Assessment timelines and mandate

Several members of the committee – David van Rooyen (MKP), Seaparo Sekoati (ANC), and Omphile Maotwe (EFF) – raised concerns spanning transformation, regulatory performance, and the treatment of smaller market entrants.

Van Rooyen queried the 13 months it took the FSCA to conclude its assessment, asking whether this reflects broader performance or capacity constraints within the regulator.

In response, FSCA Deputy Commissioner Farzana Badat said the timeline reflected the complexity of the case, which involved large volumes of technical documentation and required the regulator to distinguish between regulatory issues and the underlying commercial dispute.

She said there had been ongoing engagement with both parties throughout the period, and that the matter could only be finalised after obtaining concurrence from the Prudential Authority, given the nature of the exemption.

Van Rooyen also raised concerns about a statement that the FSCA had been pressed to provide findings favourable to Blue Ocean.

Badat responded that the FSCA had not suggested any attempt to influence the outcome of its report. Rather, she said the regulator had been pressed to finalise the report more quickly, which she linked to Blue Ocean’s stated need to use the report in its litigation.

Addressing concerns about its mandate, the FSCA said its role is to oversee market conduct, ensure customers are treated fairly, and assess compliance with regulatory requirements – not to adjudicate commercial disputes.

Badat said the matter was treated as a supervisory assessment, not an enforcement investigation, and emphasised that detailed factual disputes between the parties would be resolved through the courts.

MPs highlight transformation concerns

Van Rooyen described it as “painful” that an initiative intended to support a smaller, black-owned firm had not succeeded. Sekoati questioned what lessons could be drawn from the case, while Maotwe emphasised the need for regulators and established institutions to play a more active role in supporting smaller entrants in a complex industry.

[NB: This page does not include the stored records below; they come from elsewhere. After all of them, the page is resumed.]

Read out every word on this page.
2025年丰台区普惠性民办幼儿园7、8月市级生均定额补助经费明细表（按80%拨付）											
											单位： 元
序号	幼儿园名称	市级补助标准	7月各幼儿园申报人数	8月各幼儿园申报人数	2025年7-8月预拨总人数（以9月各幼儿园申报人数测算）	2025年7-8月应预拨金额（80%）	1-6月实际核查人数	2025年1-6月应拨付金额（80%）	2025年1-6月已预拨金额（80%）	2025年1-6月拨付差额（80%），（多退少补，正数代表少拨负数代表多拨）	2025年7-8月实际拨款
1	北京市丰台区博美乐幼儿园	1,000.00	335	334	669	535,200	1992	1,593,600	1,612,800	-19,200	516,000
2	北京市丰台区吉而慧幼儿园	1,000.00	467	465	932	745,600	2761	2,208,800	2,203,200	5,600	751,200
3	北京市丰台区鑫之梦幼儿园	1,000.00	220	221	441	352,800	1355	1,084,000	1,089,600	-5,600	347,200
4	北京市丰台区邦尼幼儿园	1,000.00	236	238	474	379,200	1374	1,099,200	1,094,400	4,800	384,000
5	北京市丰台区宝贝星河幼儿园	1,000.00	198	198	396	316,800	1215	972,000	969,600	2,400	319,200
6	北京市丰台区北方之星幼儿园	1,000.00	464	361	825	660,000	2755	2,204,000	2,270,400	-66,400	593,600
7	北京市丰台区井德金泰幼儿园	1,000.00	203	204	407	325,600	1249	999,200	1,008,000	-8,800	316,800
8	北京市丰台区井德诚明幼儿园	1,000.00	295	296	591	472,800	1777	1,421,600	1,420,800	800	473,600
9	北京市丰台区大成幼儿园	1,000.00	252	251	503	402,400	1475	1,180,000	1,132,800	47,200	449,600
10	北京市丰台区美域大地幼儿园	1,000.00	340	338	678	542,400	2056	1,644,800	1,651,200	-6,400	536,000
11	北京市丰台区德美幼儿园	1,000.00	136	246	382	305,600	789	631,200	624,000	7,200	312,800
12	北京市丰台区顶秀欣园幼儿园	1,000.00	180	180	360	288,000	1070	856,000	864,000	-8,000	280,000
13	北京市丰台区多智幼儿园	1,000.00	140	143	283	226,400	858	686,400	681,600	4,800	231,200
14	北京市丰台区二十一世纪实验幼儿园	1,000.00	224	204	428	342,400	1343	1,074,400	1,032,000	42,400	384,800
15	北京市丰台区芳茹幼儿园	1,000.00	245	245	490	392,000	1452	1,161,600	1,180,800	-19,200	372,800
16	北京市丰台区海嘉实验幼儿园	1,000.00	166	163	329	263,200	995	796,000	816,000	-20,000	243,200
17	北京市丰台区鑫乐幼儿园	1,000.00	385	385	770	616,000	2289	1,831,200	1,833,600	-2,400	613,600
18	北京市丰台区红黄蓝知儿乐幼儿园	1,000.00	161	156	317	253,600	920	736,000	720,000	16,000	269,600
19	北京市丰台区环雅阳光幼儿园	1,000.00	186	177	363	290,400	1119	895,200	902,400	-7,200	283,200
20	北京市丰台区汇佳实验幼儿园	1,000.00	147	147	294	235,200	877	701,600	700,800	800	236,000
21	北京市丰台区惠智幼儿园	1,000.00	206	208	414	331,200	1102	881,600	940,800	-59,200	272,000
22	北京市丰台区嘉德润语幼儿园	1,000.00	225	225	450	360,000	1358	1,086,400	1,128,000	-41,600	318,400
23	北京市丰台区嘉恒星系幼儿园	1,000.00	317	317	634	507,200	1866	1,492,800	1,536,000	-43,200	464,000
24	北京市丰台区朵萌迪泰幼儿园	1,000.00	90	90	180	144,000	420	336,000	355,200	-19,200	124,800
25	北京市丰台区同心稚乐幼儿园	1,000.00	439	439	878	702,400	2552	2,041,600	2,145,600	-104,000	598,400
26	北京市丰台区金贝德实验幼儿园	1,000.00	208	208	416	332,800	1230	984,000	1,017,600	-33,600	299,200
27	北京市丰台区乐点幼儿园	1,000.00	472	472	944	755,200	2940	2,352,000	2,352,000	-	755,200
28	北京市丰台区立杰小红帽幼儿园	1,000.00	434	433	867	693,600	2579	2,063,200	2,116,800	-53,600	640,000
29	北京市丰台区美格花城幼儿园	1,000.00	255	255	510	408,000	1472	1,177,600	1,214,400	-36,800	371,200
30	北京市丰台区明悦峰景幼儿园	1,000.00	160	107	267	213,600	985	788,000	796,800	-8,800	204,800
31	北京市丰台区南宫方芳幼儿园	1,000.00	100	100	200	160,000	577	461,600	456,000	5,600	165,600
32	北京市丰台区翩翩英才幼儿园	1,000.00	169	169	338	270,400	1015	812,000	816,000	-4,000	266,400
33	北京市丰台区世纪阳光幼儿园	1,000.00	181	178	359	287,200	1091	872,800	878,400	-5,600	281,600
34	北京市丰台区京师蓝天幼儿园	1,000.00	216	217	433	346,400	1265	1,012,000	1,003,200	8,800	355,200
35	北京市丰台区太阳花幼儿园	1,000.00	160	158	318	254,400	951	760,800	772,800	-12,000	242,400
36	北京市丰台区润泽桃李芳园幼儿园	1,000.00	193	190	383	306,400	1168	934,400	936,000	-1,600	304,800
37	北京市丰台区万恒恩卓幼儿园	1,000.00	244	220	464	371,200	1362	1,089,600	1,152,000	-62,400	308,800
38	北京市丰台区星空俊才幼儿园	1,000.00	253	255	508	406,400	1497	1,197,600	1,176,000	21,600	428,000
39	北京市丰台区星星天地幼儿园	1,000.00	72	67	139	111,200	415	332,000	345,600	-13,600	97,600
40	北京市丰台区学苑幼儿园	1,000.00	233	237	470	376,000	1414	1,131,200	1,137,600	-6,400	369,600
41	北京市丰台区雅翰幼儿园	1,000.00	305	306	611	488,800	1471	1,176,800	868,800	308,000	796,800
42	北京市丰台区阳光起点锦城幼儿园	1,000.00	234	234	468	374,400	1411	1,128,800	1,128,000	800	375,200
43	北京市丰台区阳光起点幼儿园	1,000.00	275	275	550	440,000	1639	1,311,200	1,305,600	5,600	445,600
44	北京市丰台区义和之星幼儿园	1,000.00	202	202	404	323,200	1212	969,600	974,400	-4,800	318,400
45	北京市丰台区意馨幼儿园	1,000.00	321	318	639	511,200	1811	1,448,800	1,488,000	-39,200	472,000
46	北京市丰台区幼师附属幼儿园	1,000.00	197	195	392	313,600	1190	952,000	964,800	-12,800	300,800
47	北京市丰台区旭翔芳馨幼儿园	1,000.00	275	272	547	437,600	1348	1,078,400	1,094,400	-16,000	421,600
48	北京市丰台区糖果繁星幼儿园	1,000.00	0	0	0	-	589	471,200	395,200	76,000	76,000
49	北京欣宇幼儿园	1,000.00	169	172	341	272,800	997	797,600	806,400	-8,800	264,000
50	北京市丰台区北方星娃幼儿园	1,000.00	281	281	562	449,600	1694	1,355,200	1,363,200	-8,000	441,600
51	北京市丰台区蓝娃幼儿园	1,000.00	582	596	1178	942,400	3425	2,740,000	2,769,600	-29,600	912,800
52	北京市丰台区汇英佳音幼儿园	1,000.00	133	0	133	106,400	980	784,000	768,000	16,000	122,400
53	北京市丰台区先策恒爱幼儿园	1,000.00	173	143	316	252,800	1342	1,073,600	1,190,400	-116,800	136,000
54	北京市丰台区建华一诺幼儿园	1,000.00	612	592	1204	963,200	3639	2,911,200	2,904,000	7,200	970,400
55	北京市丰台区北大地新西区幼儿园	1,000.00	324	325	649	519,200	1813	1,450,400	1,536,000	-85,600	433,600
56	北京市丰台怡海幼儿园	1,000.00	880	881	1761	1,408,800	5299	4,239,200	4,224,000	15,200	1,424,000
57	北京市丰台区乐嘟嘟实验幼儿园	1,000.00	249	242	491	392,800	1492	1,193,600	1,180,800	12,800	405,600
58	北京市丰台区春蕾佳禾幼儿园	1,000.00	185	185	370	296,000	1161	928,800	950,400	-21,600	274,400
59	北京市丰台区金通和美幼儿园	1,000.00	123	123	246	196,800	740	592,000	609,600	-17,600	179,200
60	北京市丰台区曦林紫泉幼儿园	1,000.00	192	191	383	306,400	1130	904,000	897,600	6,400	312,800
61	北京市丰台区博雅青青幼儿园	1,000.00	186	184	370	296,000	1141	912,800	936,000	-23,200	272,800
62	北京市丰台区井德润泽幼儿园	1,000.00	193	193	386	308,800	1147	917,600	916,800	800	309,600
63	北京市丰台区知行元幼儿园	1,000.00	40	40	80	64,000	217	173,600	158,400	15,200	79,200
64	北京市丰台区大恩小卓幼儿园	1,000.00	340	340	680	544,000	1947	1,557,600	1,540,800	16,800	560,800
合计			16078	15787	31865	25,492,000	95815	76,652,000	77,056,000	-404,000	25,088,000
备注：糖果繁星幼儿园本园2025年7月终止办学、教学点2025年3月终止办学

Responding to these concerns, Badat said the FSCA supports efforts to broaden participation in the financial sector and had viewed the Blue Ocean arrangement as an innovative, first-of-its-kind initiative.

However, she emphasised that such arrangements are commercial in nature, and the FSCA does not have the mandate to compel institutions to enter or sustain them. The regulator’s role is to ensure compliance with financial sector laws and conduct standards, rather than to guarantee the success of transformation initiatives.

Badat said current legislation provides limited scope for the FSCA to drive or structure transformation initiatives or incubation models. In the insurance sector, she noted, explicit transformation provisions are largely located within the prudential framework, rather than the FSCA’s conduct mandate.

This is expected to change under the Conduct of Financial Institutions (COFI) Bill, which will enhance the FSCA’s powers when it comes to transformation, including the ability to take strong action against financial institutions whose commitments to transformation are found to be deficient.

She said the Blue Ocean arrangement was enabled through a case-by-case exemption, which constrains the FSCA’s ability to facilitate or standardise similar initiatives.

MPs seek clarity on capacity and lessons learned

MPs also questioned how the FSCA assessed the capacity of smaller entrants, and what lessons could be drawn to support future transformation initiatives.

Badat said the regulator’s review found that both parties had underestimated the demands of the arrangement, including the level of support required and the operational capacity needed to meet its objectives.

She said the case highlighted the need for more rigorous upfront assessment of feasibility, capacity, and support requirements, and these lessons would inform how the FSCA approaches similar applications in future.